The Birth of UNESCO and the Limits of Postwar Cultural Reconstruction

World War II devastated schools and universities. Across the conflict’s many fronts, teachers were killed and books were burned. Buildings were bombed, occupied, and stripped of resources. In Greece alone, occupying soldiers burned 320,000 school desks for firewood. The University of Naples in Italy was devastated by Allied troops who looted educational material with cavalier abandon: from optical instruments, they took the lenses so they could more easily read the tiny print on wartime airgraph letters; and from the “extensive zoological collection,” they took “valuable specimens” that they attached to the hoods of trucks as garish mascots. Meanwhile, entire educational systems were disrupted: the Nazis closed two-thirds of the schools in Czechoslovakia; and in China, whole universities were uprooted and moved inland to avoid Japanese attacks, with students and professors carrying books and equipment on foot.1
By the time peace came, the scale of the destruction was overwhelming. In Greece, some 91 percent of the nation’s 8,390 schools had been seriously damaged or destroyed. One international observer thought it was “impossible to exaggerate the educational losses.” In the Philippines, the losses were larger still, with 8,380 schools totally destroyed and another 3,900 “partially destroyed.” Ninety-five percent of the educational infrastructure had disappeared; and damages to schools were estimated to be $113 million (which excluded the forty-eight universities that were destroyed and the eradication of almost all the nation’s library holdings). Elsewhere, the same grim statistics piled up: Poland had lost 60 percent of its educational resources; China had suffered damages estimated at $966 million; four out of every five schools in Yugoslavia were damaged or destroyed; Burma had suffered “an almost total loss of books and equipment.”2
Reconstructing the world’s schools was a pressing social problem in the aftermath of the war—one pedagogical pamphlet from the period was entitled, heartbreakingly, “Physical Exercises for Undernourished Children in Cold Classrooms.” But it was also a political problem; and the reconstruction of the world’s schools could not be disentangled from the reconstruction of the international order. Those concerned with rebuilding bombed-out university buildings or providing students with pencils and paper soon found themselves arguing about much more abstract issues: international governance, global inequality, North-South relations, the future of liberalism. The problem of educational reconstruction thus laid the groundwork for the creation of a new international body dedicated to educational and cultural affairs.3
Ultimately this body would be known as the United Nations Educational, Scientific and Cultural Organization (UNESCO). In earlier drafts, however, it had been dubbed the United Nations Educational and Cultural Reconstruction Organization and it had been expected to play a central role in funding and administering the rebuilding and restocking of the world’s classrooms. Under US influence, the scope and ambition of the organization changed, and UNESCO emerged as heir to the long-standing efforts to promote the international exchange of culture and information—efforts that had been given new urgency by the traumas of the 1940s. “Since wars begin in the minds of men,” declared the new organization’s constitution, “it is in the minds of men that the defenses of peace must be constructed.” UNESCO thus sought to advance “the mutual knowledge and understanding of peoples,” to “promote the free flow of ideas,” and to “give fresh impulse to popular education and . . . the spread of culture.”4 For this reason, the birth of UNESCO is normally treated as an expression of the rising tide of global consciousness. And the central role that the United States played in its creation is seen as evidence of its quintessentially liberal and benevolent streak.5
However, recalling the origins of UNESCO in the problems of educational reconstruction reveals a more complicated story. As the ambitions of the new organization expanded, the United States insisted that the commitment to a practical program of educational reconstruction should be dropped. This development captured a deeper truth: despite its global ambitions, UNESCO was a weak and resource-poor institution with little capacity to deal with practical problems like war devastation. UNESCO’s efforts to promote international understanding thus tended toward abstract idealism.
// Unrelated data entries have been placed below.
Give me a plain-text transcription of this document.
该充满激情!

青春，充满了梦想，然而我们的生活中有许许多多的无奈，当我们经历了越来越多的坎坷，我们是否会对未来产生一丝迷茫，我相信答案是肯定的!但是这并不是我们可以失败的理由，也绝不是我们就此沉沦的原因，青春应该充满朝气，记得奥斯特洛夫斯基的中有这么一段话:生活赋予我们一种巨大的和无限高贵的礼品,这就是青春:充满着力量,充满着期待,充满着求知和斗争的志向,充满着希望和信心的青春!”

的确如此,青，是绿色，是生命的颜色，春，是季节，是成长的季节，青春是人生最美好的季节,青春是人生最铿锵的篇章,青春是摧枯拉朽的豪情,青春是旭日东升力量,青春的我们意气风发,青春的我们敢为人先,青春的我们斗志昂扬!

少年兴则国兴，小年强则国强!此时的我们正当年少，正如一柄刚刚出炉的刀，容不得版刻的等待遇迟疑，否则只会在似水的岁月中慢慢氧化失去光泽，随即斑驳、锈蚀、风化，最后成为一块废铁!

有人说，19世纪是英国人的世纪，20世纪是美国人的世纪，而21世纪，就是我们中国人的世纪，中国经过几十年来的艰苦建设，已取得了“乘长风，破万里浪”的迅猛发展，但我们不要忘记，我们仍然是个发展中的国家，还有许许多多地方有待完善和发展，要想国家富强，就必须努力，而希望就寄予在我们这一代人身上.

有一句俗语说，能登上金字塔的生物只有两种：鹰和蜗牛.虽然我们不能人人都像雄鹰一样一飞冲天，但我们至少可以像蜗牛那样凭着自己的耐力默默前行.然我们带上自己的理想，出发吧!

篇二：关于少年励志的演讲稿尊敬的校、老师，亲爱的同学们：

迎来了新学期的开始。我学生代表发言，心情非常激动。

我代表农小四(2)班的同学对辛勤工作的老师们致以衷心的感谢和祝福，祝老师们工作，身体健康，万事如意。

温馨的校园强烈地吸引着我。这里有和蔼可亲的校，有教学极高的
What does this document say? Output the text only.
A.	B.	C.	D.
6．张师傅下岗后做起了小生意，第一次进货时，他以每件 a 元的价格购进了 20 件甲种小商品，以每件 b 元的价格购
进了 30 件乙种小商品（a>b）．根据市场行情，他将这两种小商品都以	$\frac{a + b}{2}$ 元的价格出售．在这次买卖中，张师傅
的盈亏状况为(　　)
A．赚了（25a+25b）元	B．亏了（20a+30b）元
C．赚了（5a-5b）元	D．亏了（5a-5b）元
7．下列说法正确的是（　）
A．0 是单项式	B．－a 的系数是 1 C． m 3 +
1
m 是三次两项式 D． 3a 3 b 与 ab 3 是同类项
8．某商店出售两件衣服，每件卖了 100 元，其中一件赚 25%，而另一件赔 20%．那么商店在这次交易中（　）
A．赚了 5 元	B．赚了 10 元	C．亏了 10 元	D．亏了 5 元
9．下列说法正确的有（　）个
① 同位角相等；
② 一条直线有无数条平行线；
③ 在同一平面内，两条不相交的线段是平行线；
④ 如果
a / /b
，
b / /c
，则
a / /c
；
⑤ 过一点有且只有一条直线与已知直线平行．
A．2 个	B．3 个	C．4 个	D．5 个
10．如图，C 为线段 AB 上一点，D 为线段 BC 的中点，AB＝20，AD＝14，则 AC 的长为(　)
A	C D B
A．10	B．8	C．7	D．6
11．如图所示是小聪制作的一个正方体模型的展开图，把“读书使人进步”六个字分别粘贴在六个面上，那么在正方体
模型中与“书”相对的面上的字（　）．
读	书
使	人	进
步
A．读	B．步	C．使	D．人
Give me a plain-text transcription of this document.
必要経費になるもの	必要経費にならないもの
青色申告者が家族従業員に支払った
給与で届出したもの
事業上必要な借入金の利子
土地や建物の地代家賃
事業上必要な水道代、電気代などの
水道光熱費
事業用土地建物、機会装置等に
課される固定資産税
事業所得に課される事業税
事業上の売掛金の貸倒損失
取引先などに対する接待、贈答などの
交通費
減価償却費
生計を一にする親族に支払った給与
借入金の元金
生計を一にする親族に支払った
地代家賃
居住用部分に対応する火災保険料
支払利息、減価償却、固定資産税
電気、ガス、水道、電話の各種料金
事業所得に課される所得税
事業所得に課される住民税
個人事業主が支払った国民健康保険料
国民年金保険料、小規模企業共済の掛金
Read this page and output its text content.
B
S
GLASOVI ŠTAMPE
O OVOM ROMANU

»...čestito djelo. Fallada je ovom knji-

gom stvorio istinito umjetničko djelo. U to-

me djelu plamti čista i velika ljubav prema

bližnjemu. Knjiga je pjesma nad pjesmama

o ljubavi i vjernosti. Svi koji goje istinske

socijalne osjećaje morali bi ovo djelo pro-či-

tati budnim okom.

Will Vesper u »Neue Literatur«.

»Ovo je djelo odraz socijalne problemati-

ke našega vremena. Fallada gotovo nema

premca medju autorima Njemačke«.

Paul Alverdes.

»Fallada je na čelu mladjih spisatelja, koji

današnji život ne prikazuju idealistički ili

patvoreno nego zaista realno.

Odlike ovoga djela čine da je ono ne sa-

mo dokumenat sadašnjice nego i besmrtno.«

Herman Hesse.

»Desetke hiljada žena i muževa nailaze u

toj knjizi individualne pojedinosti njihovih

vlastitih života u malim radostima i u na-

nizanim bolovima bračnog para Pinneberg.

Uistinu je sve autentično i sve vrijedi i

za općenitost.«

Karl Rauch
The establishment of UNESCO in 1945 could have been a significant moment in the history of cultural globalization. Many nations, particularly those devastated by war and colonialism, wanted to create a robust organization with considerable capacity for handling problems like educational rebuilding as well as for engaging in a more fundamental reconstruction of postwar global culture. But the US, in particular, opposed the creation of an organization with the capacity and financial means to redistribute resources. Its attitudes toward UNESCO were ambivalent and parsimonious and led to a weak organization that had to rely on preexisting institutions and networks to promote the flow of information around the world. As a result, UNESCO could not meaningfully challenge the inequalities of global culture. What it produced instead was an uneasy and contradictory form of international order: expressed in powerful, liberal rhetoric but instantiated by thin institutions with limited resources; idealist and universalist in theory but uneven and partial in practice; and multilateral in conception but disproportionately shaped by unilateral American power.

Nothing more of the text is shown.